Uncertainty Analysis

The input data in this study included data on air quality (average 24-h PM2.5 concentration), exposed population, C-R functions, and corresponding β coefficients from the epidemiology of the studies. Each type of model input data has errors that can affect the final calculation results to different degrees. The results of the estimated population size exposure were obtained from reliable local data sources: the Long An Provincial Statistical Yearbook 2020 and the Health Statistical Yearbook 2017–2020. Therefore, the results on health damage basically depends on the choice of C-R functions and coefficient β. Currently in Vietnam, there have not been any quantitative studies on the relationship between air pollution and health traits, especially epidemiological studies on the short-term relationship between PM2.5 and health impact on premature deaths in provinces. Therefore, in this study, β coefficients and C-R functions from recent studies in cities of neighbouring countries were used. This is one of the main factors that can lead to errors in the calculated results because the coefficients β and the C-R functions have obvious differences in the data of the evaluation area (results of the regression function estimation). However, during the calculation and evaluation, the mean values and 95% confidence intervals (CIs) of health losses were considered and used to reflect the range of error.

Conclusion

The research results showed that the daily mean PM2.5 concentration in Long An had complicated changes in the 2018 dry season, ranging from 47.48 to 106.33 μg/m3, exceeding the NAAQS by 1.07 to 2.44 times and leading to health impacts and economic losses. The results obtained were as follows:

First, human health effects were quantified for the 2018 dry season. PM2.5 pollution caused health damage to the study area, estimated at 12.9 (95% CI -0.6; 18.7) premature deaths (all causes) per 100,000 population, of which 7.8 (95% CI 1.1; 7.1), 1.5 (95% CI -0.2; 3.1), and 3.6 (95% CI -1.5; 8.5) cases per 100,000 population were due to RDs, CVDs, and CSDs.

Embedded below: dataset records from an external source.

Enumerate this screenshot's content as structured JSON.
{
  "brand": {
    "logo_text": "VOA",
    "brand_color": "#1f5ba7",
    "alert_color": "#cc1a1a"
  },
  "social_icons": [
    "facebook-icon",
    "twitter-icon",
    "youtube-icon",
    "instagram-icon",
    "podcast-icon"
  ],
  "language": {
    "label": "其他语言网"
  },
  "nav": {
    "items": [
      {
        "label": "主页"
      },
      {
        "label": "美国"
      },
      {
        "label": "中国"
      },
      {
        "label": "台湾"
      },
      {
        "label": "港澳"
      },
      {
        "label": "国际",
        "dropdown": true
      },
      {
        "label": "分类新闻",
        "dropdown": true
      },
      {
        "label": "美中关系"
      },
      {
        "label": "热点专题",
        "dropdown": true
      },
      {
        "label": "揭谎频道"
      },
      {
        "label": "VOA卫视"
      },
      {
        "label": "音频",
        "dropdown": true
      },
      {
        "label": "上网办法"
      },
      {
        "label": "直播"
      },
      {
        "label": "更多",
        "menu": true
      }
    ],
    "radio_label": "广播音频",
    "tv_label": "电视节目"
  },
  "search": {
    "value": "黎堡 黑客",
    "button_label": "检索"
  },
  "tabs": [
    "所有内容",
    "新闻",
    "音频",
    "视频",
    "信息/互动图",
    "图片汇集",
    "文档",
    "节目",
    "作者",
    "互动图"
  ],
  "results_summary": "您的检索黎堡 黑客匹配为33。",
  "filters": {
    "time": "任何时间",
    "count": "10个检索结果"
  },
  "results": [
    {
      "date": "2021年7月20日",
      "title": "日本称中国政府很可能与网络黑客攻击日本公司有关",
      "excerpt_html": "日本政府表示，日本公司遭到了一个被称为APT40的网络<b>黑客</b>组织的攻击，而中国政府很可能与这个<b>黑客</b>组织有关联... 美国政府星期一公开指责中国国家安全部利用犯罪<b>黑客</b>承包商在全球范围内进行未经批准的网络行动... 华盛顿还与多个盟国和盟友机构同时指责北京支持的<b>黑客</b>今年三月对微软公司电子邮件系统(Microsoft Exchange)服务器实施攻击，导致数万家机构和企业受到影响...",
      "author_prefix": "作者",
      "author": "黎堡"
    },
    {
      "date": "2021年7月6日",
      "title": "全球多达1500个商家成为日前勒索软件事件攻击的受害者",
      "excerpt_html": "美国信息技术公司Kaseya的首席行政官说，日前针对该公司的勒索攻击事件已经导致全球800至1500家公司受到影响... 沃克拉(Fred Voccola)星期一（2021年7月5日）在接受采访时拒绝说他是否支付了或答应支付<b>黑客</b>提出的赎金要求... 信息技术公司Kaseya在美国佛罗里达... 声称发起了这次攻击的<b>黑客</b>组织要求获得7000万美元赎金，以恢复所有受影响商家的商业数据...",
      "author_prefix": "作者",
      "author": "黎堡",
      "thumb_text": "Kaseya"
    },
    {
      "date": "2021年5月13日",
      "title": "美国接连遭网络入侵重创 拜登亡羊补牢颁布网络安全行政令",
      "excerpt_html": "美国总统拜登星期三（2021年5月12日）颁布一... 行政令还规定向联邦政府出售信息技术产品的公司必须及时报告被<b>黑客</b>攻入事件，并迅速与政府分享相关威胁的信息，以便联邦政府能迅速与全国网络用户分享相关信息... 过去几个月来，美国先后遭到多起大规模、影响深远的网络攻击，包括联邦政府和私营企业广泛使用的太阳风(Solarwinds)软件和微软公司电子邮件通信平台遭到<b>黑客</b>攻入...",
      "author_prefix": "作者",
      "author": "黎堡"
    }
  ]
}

Second, the total value of economic losses related to daily exposure to PM2.5 concentrations during the study period reached 62.0 (95% CI -2.7; 89.6) billion VND, equivalent to 8.3 (95% CI -0.4; 12.0) million USD.

Third, a modeling framework for rapidly quantifying human health damage caused by exposure to short-term PM2.5 pollution is suitable for the proposed study area. These results could be a solid basis for further development, contributing to the construction and development of data sources for effective air environment management in Long An.

In low- and middle-income countries in Asia and Africa, socio-economic development is remarkably dependent on fossil fuels. Therefore, dwellers in these countries invariably face higher risks of premature mortality due to outdoor PM2.5 pollution-related diseases. Due to a lack of ambient air quality monitoring data, local authorities and environmental managers have encountered many difficulties in assessing PM2.5 pollution status, determining pollution causes, estimating impacts on public health attributed to PM2.5 exposure, and proposing effective mitigation measures. This study has proposed an appropriate implementation framework based on simulations by the coupled WRF/CMAQ, public health impact, and rapid quantification models of economic losses. This framework could be applied in these countries under conditions of limited measurement data to support the analysis and quantitative assessment of the factors that contribute to PM2.5 pollution and their impact on local socio-economic through the implementation of numerical simulations. Furthermore, based on these assessment results, technical and non-technical measures to control and mitigate both primary and secondary PM2.5 could be proposed to be conducted efficiently and cost-effectively.